La progettazione di un impianto di trattamento reflui efficace e sostenibile parte sempre da una fase cruciale e spesso sottovalutata: l’analisi chimico-fisica delle acque di scarto. Questa fase iniziale, conosciuta anche come caratterizzazione del refluo, consente di definire in modo accurato la composizione delle acque di scarico, costituendo la base tecnica per individuare le soluzioni di trattamento più adatte.

La caratterizzazione del refluo: una fotografia chimica

Ogni refluo industriale ha una composizione unica, influenzata dai processi produttivi e dalle materie prime utilizzate. Per questo motivo, non esiste una soluzione “taglia unica” per il trattamento. L’efficacia impiantistica dipende in modo diretto dalla precisione delle analisi preliminari.

Tra i parametri più significativi rilevati nei laboratori specializzati figurano:

  • COD (Chemical Oxygen Demand – Domanda Chimica di Ossigeno). Indica la quantità di ossigeno necessaria per ossidare chimicamente la materia organica presente nel refluo.

  • BOD₅ (Biochemical Oxygen Demand – Domanda Biochimica di Ossigeno a 5 giorni). Misura l’ossigeno consumato dai microrganismi per degradare la sostanza organica in un periodo di cinque giorni.

  • Solidi sospesi, pH, metalli pesanti, azoto e fosforo: ciascun parametro fornisce indicazioni chiave sulla necessità di trattamenti fisici, chimici o biologici.

Dati che guidano le scelte progettuali

I risultati delle analisi chimico-fisiche orientano ogni fase della progettazione dell’impianto, dalla scelta delle tecnologie (biologiche, chimico-fisiche o miste) alla definizione dei dimensionamenti, fino alle strategie di gestione dei fanghi o di recupero delle risorse. Inoltre, consentono di stimare con accuratezza l’efficienza attesa del trattamento e il rispetto dei limiti di legge in uscita.

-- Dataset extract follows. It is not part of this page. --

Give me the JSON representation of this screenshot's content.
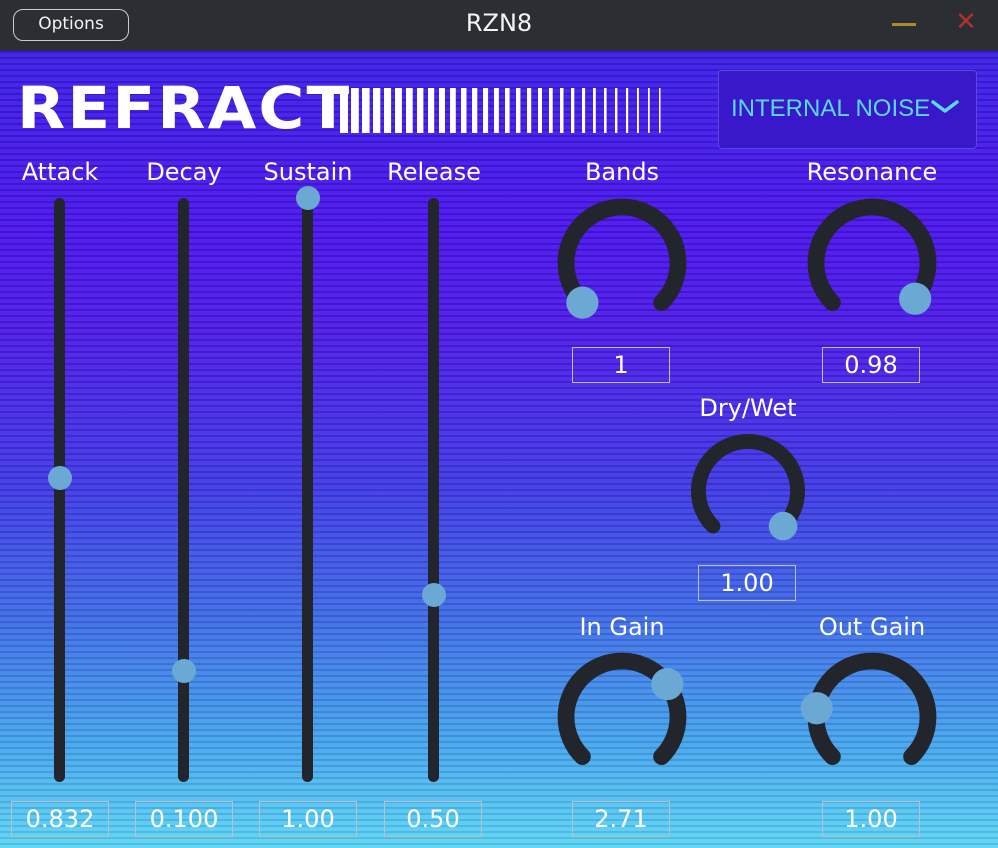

In ambito industriale, dove la variabilità dei reflui è elevata, ripetere la caratterizzazione in più momenti rappresentativi del ciclo produttivo è una buona prassi per assicurare un dimensionamento ottimale e flessibile nel tempo.

Un investimento in efficienza e sostenibilità

Affidarsi a un’analisi completa e ben condotta non è solo un obbligo normativo, ma un passaggio decisivo per progettare impianti più efficienti, affidabili e sostenibili, in grado di ridurre i consumi energetici, ottimizzare i costi di gestione e, in molti casi, favorire il riuso delle acque trattate.